About
Abraham Abraham (real name, not a typo) had grand plans for Brooklyn.
A proud supporter of the Brooklyn Bridge, Abraham dreamt of a downtown shopping experience that would go hand in hand with Manhattan's grandest department stores. To that end, with a dry goods shop already in business on Fulton Street since 1865, Abraham joined forces with the co-owner of R.H. Macy and Company, Isidor Straus, in 1893, to create a lavishly ornate department store which would transform downtown Brooklyn.

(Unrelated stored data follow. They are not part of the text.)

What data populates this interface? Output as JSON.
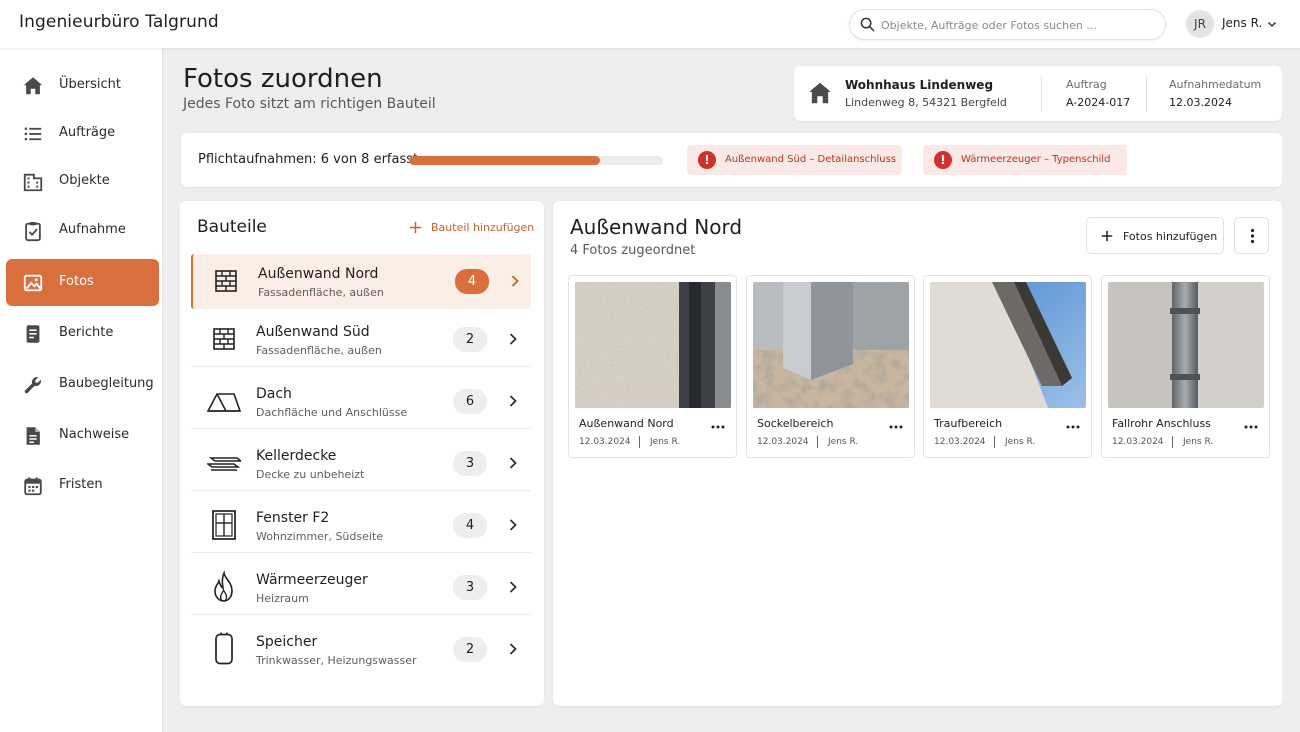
{
  "app": {
    "title": "Ingenieurbüro Talgrund"
  },
  "search": {
    "placeholder": "Objekte, Aufträge oder Fotos suchen ...",
    "icon": "search-icon"
  },
  "user": {
    "initials": "JR",
    "name": "Jens R."
  },
  "sidebar": {
    "items": [
      {
        "label": "Übersicht",
        "icon": "home-icon",
        "active": false
      },
      {
        "label": "Aufträge",
        "icon": "list-icon",
        "active": false
      },
      {
        "label": "Objekte",
        "icon": "building-icon",
        "active": false
      },
      {
        "label": "Aufnahme",
        "icon": "clipboard-check-icon",
        "active": false
      },
      {
        "label": "Fotos",
        "icon": "image-icon",
        "active": true
      },
      {
        "label": "Berichte",
        "icon": "report-icon",
        "active": false
      },
      {
        "label": "Baubegleitung",
        "icon": "wrench-icon",
        "active": false
      },
      {
        "label": "Nachweise",
        "icon": "document-icon",
        "active": false
      },
      {
        "label": "Fristen",
        "icon": "calendar-icon",
        "active": false
      }
    ]
  },
  "page": {
    "title": "Fotos zuordnen",
    "subtitle": "Jedes Foto sitzt am richtigen Bauteil"
  },
  "project": {
    "name": "Wohnhaus Lindenweg",
    "address": "Lindenweg 8, 54321 Bergfeld",
    "order_label": "Auftrag",
    "order_value": "A-2024-017",
    "date_label": "Aufnahmedatum",
    "date_value": "12.03.2024"
  },
  "progress": {
    "label": "Pflichtaufnahmen: 6 von 8 erfasst",
    "done": 6,
    "total": 8,
    "alerts": [
      {
        "text": "Außenwand Süd – Detailanschluss"
      },
      {
        "text": "Wärmeerzeuger – Typenschild"
      }
    ]
  },
  "parts": {
    "title": "Bauteile",
    "add_label": "Bauteil hinzufügen",
    "items": [
      {
        "name": "Außenwand Nord",
        "desc": "Fassadenfläche, außen",
        "count": "4",
        "icon": "wall-icon",
        "active": true
      },
      {
        "name": "Außenwand Süd",
        "desc": "Fassadenfläche, außen",
        "count": "2",
        "icon": "wall-icon",
        "active": false
      },
      {
        "name": "Dach",
        "desc": "Dachfläche und Anschlüsse",
        "count": "6",
        "icon": "roof-icon",
        "active": false
      },
      {
        "name": "Kellerdecke",
        "desc": "Decke zu unbeheizt",
        "count": "3",
        "icon": "slab-icon",
        "active": false
      },
      {
        "name": "Fenster F2",
        "desc": "Wohnzimmer, Südseite",
        "count": "4",
        "icon": "window-icon",
        "active": false
      },
      {
        "name": "Wärmeerzeuger",
        "desc": "Heizraum",
        "count": "3",
        "icon": "flame-icon",
        "active": false
      },
      {
        "name": "Speicher",
        "desc": "Trinkwasser, Heizungswasser",
        "count": "2",
        "icon": "tank-icon",
        "active": false
      }
    ]
  },
  "detail": {
    "title": "Außenwand Nord",
    "subtitle": "4 Fotos zugeordnet",
    "add_photos_label": "Fotos hinzufügen",
    "photos": [
      {
        "title": "Außenwand Nord",
        "date": "12.03.2024",
        "author": "Jens R."
      },
      {
        "title": "Sockelbereich",
        "date": "12.03.2024",
        "author": "Jens R."
      },
      {
        "title": "Traufbereich",
        "date": "12.03.2024",
        "author": "Jens R."
      },
      {
        "title": "Fallrohr Anschluss",
        "date": "12.03.2024",
        "author": "Jens R."
      }
    ]
  },
  "colors": {
    "accent": "#d86f3c",
    "alert_bg": "#fbe9e7",
    "alert_icon": "#d0322a"
  }
}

Occupying an entire city block bordered by Fulton Street, Livingston Street, Hoyt Street, and Gallatin Place, the Abraham & Strauss department store was a glittering shopping experience that was the height of luxury and elegance. Brooklyn's finest shoppers could pull into the store itself by horse and buggy through a porte cochere entrance on Livingston Street. White-gloved attendants ran the bronze elevators. The entrance on Fulton Street led onto an interior courtyard that soared up to the skylights above. Dapper gentlemen and society ladies could shop to their hearts' content, from the fur salon and art gallery to the gourmet food hall in the basement. An elaborate system of pulleys hanging from the carved ceilings whisked shoppers' money into the store's silver vault. Abraham & Straus was so glamorous it even had live mannequins in the storefront windows featuring beautiful girls from Brooklyn.
But the golden age of Abraham & Straus soon faded. Dying as opulently as they lived, Isidor Straus and his wife went down with the Titanic, while the area in general fell into decline. By the 1970s and 80s, Fulton Street gradually began to fall into decline and the venerable Abraham & Straus' fortunes went with it. By 1995 the original name was dropped and the store was turned into a Macy's.
The store no longer displays the same prestige as Macy's flagship building on 34th Street in Manhattan. The fur parlors have gone, and the porte cochere is bricked in. A visit today still provides glimpses of the original grandeur and beauty. While the white-gloved attendants are long gone, the ornate bronze elevators are still there, although the banks of gleaming doors are now covered by advertising boards. Some of the upper floors are empty, but the escalators leading to them, still have the gold scroll detailing intertwined with the A&S initials. A war memorial to those employees who gave their lives in the Great War is still there by the marble and art deco portico entrances to Fulton Street and by the central elevators is a bronze relief of Abraham Abraham himself, standing in front of the Brooklyn Bridge, facing westward, in the direction of the city of which he was so proud.
Update December 2016: The original lifts are covered up by hoardings/building work. It looks like they're doing work on the central portion of the store. There's nothing much to see as a result.
Update June 2024: Looks like they gutted all of the remnants of the old works. The central escalator is whitewashed and has modern plexiglass sides, with the central elevator removed.